The extended discrete element method (XDEM) is a numerical technique that extends the dynamics of granular material or particles as described through the classical discrete element method (DEM) (Cundall and Allen) by additional properties such as the thermodynamic state, stress/strain or electro-magnetic field for each particle. Contrary to a continuum mechanics concept, the XDEM aims at resolving the particulate phase with its various processes attached to the particles. While the discrete element method predicts position and orientation in space and time for each particle, the extended discrete element method additionally estimates properties such as internal temperature and/or species distribution or mechanical impact with structures.

Molecular dynamics developed in the late 1950s by Alder et al. and early 1960s by Rahman may be regarded as a first step toward the extended discrete element method, although the forces due to collisions between particles were replaced by energy potentials e.g.
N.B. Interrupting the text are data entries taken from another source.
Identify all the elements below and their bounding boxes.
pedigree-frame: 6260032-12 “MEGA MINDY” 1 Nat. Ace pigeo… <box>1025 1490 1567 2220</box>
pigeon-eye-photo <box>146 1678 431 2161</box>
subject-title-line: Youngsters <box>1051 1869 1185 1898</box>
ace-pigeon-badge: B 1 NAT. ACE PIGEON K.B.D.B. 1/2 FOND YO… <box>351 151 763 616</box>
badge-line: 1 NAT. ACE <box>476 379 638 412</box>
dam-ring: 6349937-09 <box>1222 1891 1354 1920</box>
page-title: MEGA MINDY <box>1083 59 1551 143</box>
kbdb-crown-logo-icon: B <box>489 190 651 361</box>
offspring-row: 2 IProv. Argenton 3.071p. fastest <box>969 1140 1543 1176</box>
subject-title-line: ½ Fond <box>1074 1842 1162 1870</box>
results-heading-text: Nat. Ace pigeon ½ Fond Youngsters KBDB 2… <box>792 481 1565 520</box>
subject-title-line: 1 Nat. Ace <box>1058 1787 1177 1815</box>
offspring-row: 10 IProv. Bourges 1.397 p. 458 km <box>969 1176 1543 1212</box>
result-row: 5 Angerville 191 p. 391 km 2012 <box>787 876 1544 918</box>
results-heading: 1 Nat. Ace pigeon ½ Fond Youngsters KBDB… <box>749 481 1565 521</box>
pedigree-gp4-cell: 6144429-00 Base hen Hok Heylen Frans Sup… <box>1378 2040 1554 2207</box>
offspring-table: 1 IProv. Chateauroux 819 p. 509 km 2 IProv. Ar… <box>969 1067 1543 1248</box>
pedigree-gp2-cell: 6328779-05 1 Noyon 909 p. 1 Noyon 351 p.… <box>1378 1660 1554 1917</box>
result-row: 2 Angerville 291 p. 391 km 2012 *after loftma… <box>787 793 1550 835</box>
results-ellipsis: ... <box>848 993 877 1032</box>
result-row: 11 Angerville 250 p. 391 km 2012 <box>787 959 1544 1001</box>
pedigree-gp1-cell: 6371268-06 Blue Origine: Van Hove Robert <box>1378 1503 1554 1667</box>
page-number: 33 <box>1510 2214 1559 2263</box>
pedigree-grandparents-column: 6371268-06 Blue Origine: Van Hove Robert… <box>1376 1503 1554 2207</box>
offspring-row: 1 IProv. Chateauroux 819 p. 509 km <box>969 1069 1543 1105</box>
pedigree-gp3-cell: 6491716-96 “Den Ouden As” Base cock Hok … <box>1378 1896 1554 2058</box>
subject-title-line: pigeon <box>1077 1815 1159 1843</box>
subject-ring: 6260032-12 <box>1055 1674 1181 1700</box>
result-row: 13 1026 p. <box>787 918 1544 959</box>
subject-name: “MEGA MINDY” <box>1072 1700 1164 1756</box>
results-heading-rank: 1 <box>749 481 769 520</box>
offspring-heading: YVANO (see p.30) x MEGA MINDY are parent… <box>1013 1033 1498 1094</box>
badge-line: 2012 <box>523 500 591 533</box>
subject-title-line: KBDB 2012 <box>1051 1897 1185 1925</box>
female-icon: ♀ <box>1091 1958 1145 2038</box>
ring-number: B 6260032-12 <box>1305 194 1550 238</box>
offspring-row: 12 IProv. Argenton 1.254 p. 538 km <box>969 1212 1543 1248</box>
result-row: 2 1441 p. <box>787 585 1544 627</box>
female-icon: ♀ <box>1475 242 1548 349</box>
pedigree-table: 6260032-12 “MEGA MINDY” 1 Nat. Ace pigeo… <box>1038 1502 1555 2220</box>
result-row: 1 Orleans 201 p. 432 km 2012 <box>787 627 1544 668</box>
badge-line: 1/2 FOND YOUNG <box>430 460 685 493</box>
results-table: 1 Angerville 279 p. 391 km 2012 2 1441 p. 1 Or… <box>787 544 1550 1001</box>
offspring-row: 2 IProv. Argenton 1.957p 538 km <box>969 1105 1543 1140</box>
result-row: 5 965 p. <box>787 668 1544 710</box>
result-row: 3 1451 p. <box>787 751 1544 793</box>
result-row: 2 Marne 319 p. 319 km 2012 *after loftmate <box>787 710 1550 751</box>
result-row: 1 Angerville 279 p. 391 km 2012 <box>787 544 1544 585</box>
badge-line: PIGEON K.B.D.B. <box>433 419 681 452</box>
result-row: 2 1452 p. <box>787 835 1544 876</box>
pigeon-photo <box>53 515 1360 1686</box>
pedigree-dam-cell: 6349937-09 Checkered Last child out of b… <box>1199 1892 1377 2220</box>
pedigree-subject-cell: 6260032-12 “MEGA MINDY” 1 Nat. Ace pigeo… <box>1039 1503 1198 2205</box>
Lennard-Jones potentials of molecules and atoms as long range forces to determine interaction.

Similarly, the fluid dynamic interaction of particles suspended in a flow were investigated. The drag forces exerted on the particles by the relative velocity by them and the flow were treated as additional forces acting on the particles. Therefore, these multiphase flow phenomena including a solid e.g.~particulate and a gaseous or fluid phase resolve the particulate phase by discrete methods, while gas or liquid flow is described by continuous methods, and therefore, is labelled the combined continuum and discrete model (CCDM) as applied by Kawaguchi et al., Hoomans, Xu 1997 and Xu 1998. Due to a discrete description of the solid phase, constitutive relations are omitted, and therefore, leads to a better understanding of the fundamentals. This was also concluded by Zhu 2007 et al. and Zhu 2008 et al. during a review on particulate flows modelled with the CCDM approach. It has seen a mayor development in last two decades and describes motion of the solid phase by the Discrete Element Method (DEM) on an individual particle scale and the remaining phases are treated by the Navier-Stokes equations. Thus, the method is recognized as an effective tool to investigate into the interaction between a particulate and fluid phase as reviewed by Yu and Xu, Feng and Yu and Deen et al. Based on the CCDM methodology the characteristics of spouted and fluidised beds are predicted by Gryczka et al.